Snyder's paintings are represented in museum collections across the United States, including Art Institute of Chicago; Solomon R. Guggenheim Museum, New York; The Museum of Modern Art, New York; National Gallery of Art, Washington, D.C.; San Francisco Museum of Modern Art; and Whitney Museum of American Art, New York. Her work is also found in the collection of Tate Modern, London.
Joan Snyder is the recipient of the American Academy of Arts and Letters Award in Art (2016), MacArthur Fellowship (2007), Guggenheim Fellowship (1983), and National Endowment for the Arts Fellowship (1974).
Joan Snyder has exhibited widely in the United States, Europe, and the U.K. Selected solo exhibitions include Thaddaeus Ropac, London (2024); CANADA, New York (2024); Franklin Parrasch Gallery, New York (2022); and Galerie Haas, Zurich (2021).

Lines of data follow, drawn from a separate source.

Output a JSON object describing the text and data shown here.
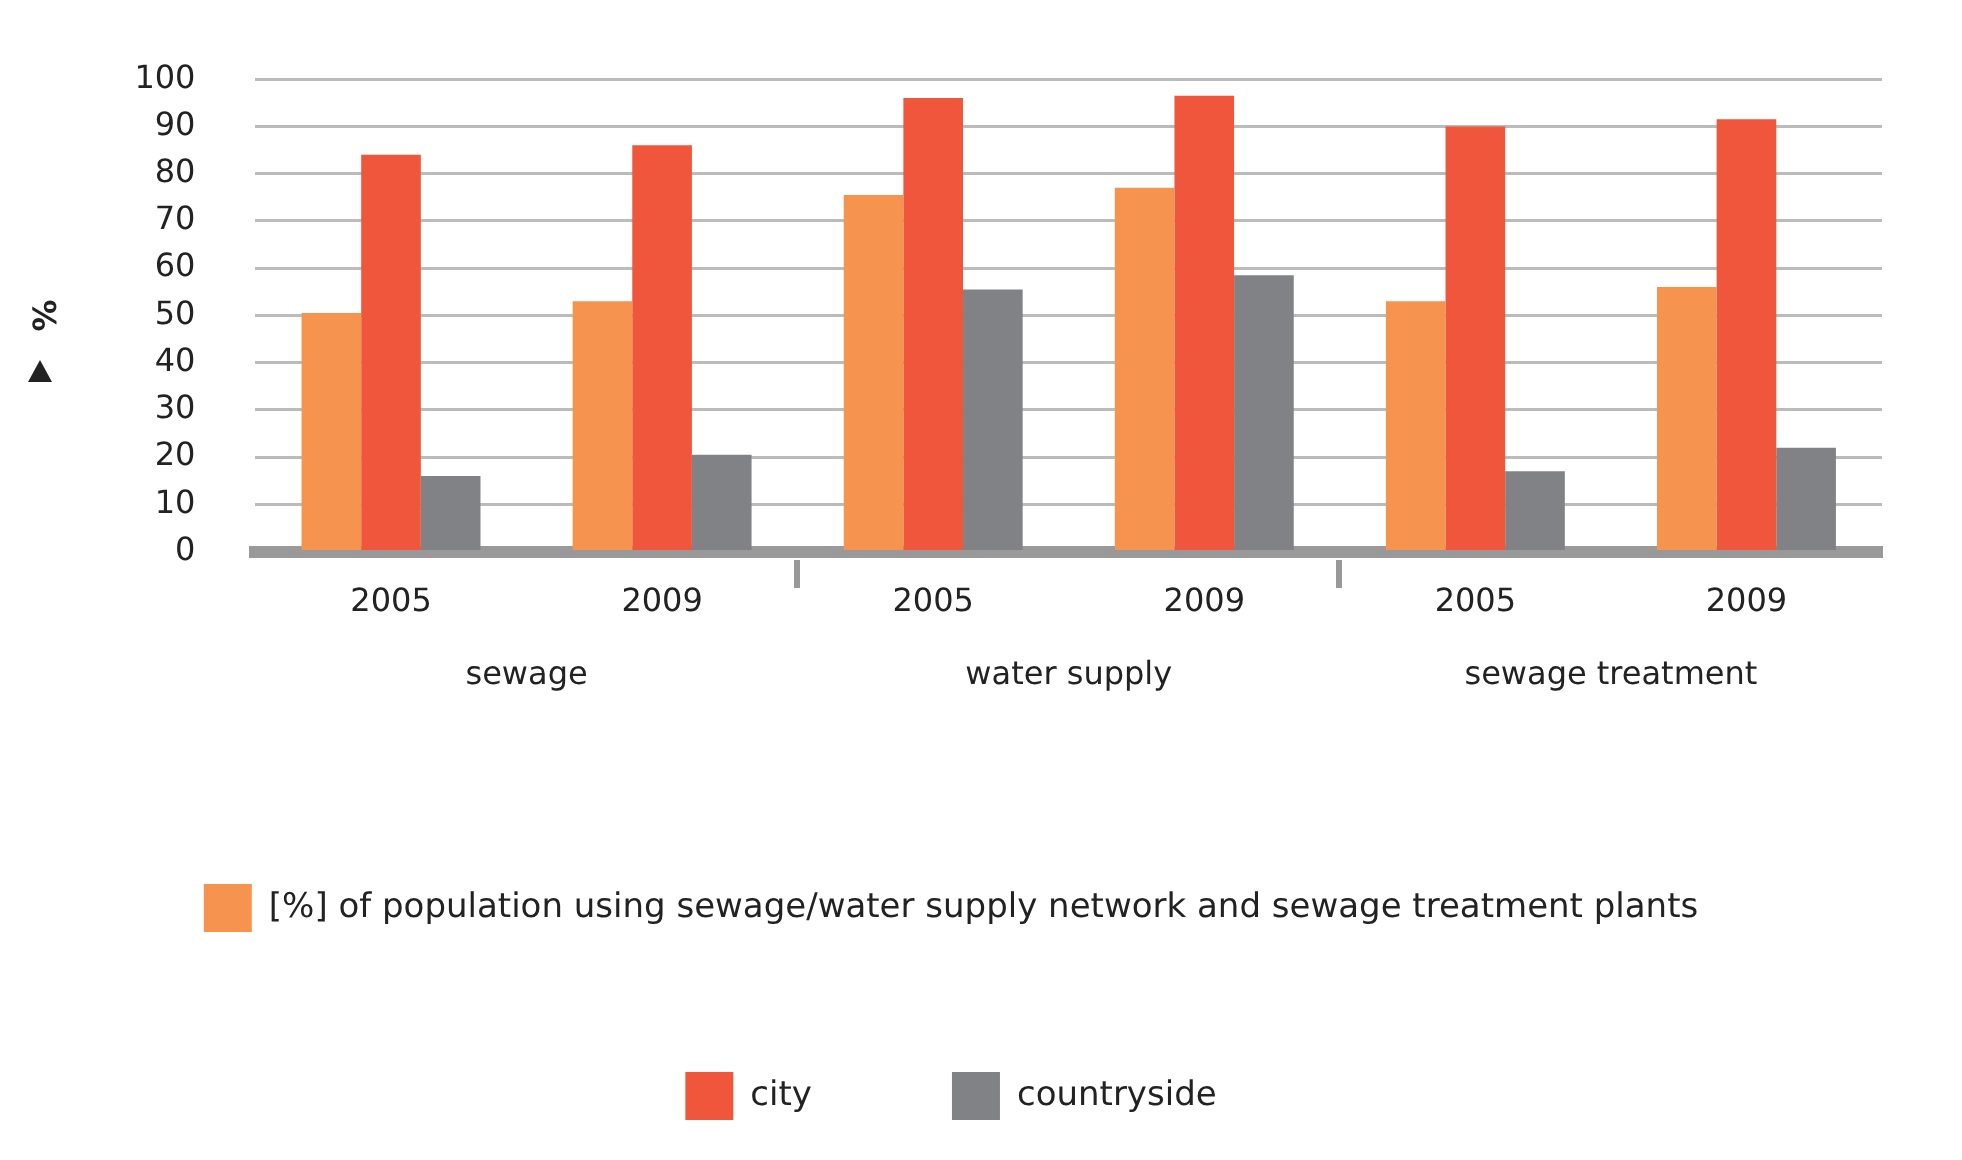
{
  "chart_data": {
    "type": "bar",
    "ylabel": "%",
    "categories": [
      "2005",
      "2009",
      "2005",
      "2009",
      "2005",
      "2009"
    ],
    "annotations": [
      "sewage",
      "water supply",
      "sewage treatment"
    ],
    "series": [
      {
        "name": "[%] of population using sewage/water supply network and sewage treatment plants",
        "color": "#f5934f",
        "values": [
          50.5,
          53,
          75.5,
          77,
          53,
          56
        ]
      },
      {
        "name": "city",
        "color": "#ef563b",
        "values": [
          84,
          86,
          96,
          96.5,
          90,
          91.5
        ]
      },
      {
        "name": "countryside",
        "color": "#818285",
        "values": [
          16,
          20.5,
          55.5,
          58.5,
          17,
          22
        ]
      }
    ],
    "ylim": [
      0,
      100
    ],
    "yticks": [
      0,
      10,
      20,
      30,
      40,
      50,
      60,
      70,
      80,
      90,
      100
    ],
    "grid": "y",
    "legend": "bottom"
  }
}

Group exhibitions include Museum of Fine Arts, Boston (2023–2025); Tate Modern, London (2023–2024); Brooklyn Museum, New York (2020); and The Metropolitan Museum of Art, New York (2018–2020).
Joan Snyder's paintings appear regularly at auctions. Her secondary market hit new highs in November 2023, when The Stripper (1973) and Celebration (1979) both hammered for more than triple their high estimates at Christie's New York.
Joan Snyder's website can be found here and her Instagram here.
Articles on Joan Snyder have been published in various publications, including Art in America, Hyperallergic, and Artnet.